Most philanthropists today ask their grantees: What are your indicators of success?

Most private investors ask: What is my return on investment?

When it comes to Gulf Coast recovery, federal leaders (and media) tend to ask: how fast are you spending down funds and how responsibly are you spending those funds?

No doubt, it is important to spend down existing funds efficiently. And we all applaud efforts to prevent fraud, waste, and abuse.

However, at the end of the day, when people ask me: Is New Orleans bouncing back? Speed and responsible spending does not answer that question.

Imagine what we could accomplish if the federal government instead helped and rewarded state and local leaders for achieving explicit recovery goals with benchmarks?

  • In two years, we will restore 75 percent of the jobs lost in the city of New Orleans.
  • In two years, we will repair or replace 20 percent of all of the damaged small-unit rental apartments in the Gulf Coast.
  • We will ensure that at least 20 percent of existing residents will benefit from new skills training from the jobs created by all the housing repairs and reconstruction in the region

By doing this will ensure that taxpayers are getting a return on their investment by, in the case of New Orleans, not replicating the same city and metro area but knowing that our funds are helping greater New Orleans rebound as a better version of itself.

To do this, the federal government can consider providing planning grants to states or localities to develop unified plans with community goals and concrete performance outcomes that help guide and prioritize federal and state spending.

It can evaluate the impact of fraud prevention and increased accountability rules to make sure they don’t hamper state and local achievement of their goals and outcomes.

In short, we should encourage quality results as we help facilitate speedy and responsible spending.

Finally, the federal government needs to provide better data and transparency to help federal, state and local leaders track recovery progress against key goals and outcomes.
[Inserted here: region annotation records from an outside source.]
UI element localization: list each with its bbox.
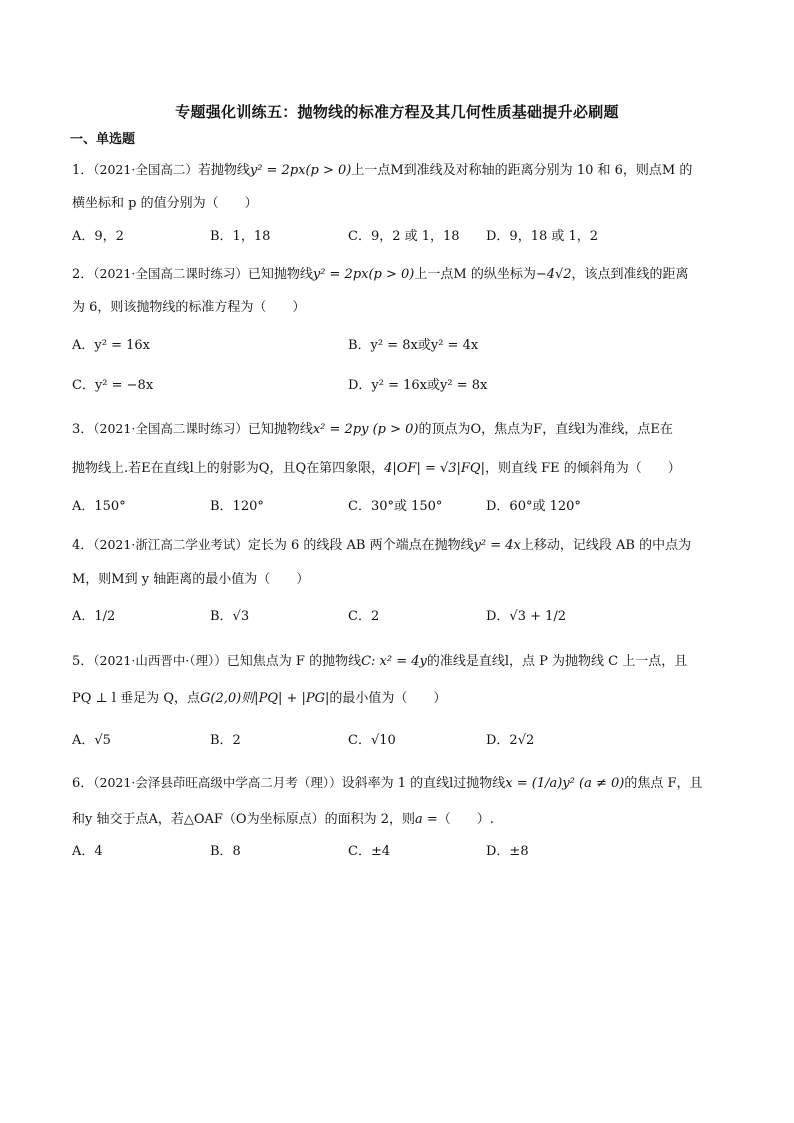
math-expression: G(2,0)则|PQ| + |PG| bbox=[199, 691, 330, 706]
option-a[interactable]: A．1/2 bbox=[72, 609, 116, 624]
question-text: 的焦点 F，且 bbox=[624, 776, 703, 791]
question-2-line-1 bbox=[72, 264, 689, 285]
math-expression: x² = 2py (p > 0) bbox=[312, 422, 419, 437]
option-d[interactable]: D．y² = 16x或y² = 8x bbox=[348, 378, 488, 393]
question-text: 上一点M 的纵坐标为 bbox=[414, 267, 536, 282]
option-a[interactable]: A．y² = 16x bbox=[72, 338, 150, 353]
question-5-line-1 bbox=[72, 651, 687, 672]
option-d[interactable]: D．2√2 bbox=[486, 733, 535, 748]
option-c[interactable]: C．y² = −8x bbox=[72, 378, 154, 393]
option-a[interactable]: A．√5 bbox=[72, 733, 111, 748]
question-text: 上一点M到准线及对称轴的距离分别为 10 和 6，则点M 的 bbox=[351, 163, 693, 178]
math-expression: 4|OF| = √3|FQ| bbox=[384, 461, 485, 476]
question-text: （ ）. bbox=[437, 812, 494, 827]
option-b[interactable]: B．8 bbox=[210, 844, 241, 859]
option-d[interactable]: D．±8 bbox=[486, 844, 529, 859]
math-expression: x = (1/a)y² (a ≠ 0) bbox=[505, 776, 625, 791]
question-text: 定长为 6 的线段 AB 两个端点在抛物线 bbox=[247, 538, 474, 553]
math-expression: y² = 2px(p > 0) bbox=[312, 267, 415, 282]
question-text: ，则直线 FE 的倾斜角为（ ） bbox=[484, 461, 681, 476]
option-b[interactable]: B．2 bbox=[210, 733, 241, 748]
math-expression: C: x² = 4y bbox=[361, 654, 427, 669]
option-b[interactable]: B．120° bbox=[210, 499, 264, 514]
question-text: 若抛物线 bbox=[197, 163, 250, 178]
option-c[interactable]: C．30°或 150° bbox=[348, 499, 443, 514]
question-text: 已知抛物线 bbox=[247, 267, 313, 282]
option-c[interactable]: C．√10 bbox=[348, 733, 396, 748]
option-c[interactable]: C．2 bbox=[348, 609, 380, 624]
question-source: （2021·全国高二） bbox=[93, 162, 198, 177]
question-1-line-1 bbox=[72, 160, 692, 181]
math-expression: a = bbox=[415, 812, 438, 827]
question-text: PQ ⊥ l 垂足为 Q，点 bbox=[72, 691, 200, 706]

To hold each level of government accountable for outcomes assumes that we can quantify and keep track of those outcomes.

Not really.

Since the fall of 2005, the Brookings Institution Metropolitan Policy Program has been tracking over 40 recovery trends in New Orleans and Louisiana through its New Orleans Index.

Despite all of our data, we do not know the following:

If a goal is ensure that New Orleans remains a diverse city, home to many original residents, we don’t know how many residents today are returnees and how many are newcomers and their characteristics. We don’t even have the status and location of all the city’s former federally-assisted housing residents.

If we know the income, race, or employment characteristics of the population in the city, it is two years old, completed dated in the real-time decisionmaking of recovery.

If a goal is to help save the small mom and pop stores that are at the heart of many tourist communities and others in the Gulf Coast, there is no good data on the health of small businesses (opening, closures, etc.)

Even if a goal is to help accelerate the spend-down of existing funds, we don’t have the status of federal spending by state, parish or county, in the aggregate or by funding type, beyond the FEMA public assistance dollars and temporary housing assistance. And, as you know, we all get lots of questions about the status of the funding and where it is going.

For future mega-disasters, the federal government should consider:

  • Mandating the reporting of all federal short- and long-term recovery spending across the agencies at the project and geographic level
  • Setting aside appropriations and staffing for the Census Bureau to conduct special population or housing estimate counts for disaster-impacted areas
  • Creating a federal one-stop shop of all population, labor, economic, and housing statistics for disaster-impacted areas for easy access for reporters, researchers, and decision-makers so we can better track progress and outcomes.

In short, I believe that the three years since Hurricane Katrina has taught us the importance of a strong and sustained federal-state-local partnership in post-disaster recovery.

Thank you. I very much appreciate the opportunity to appear before you, and would be pleased to answer any questions you might have.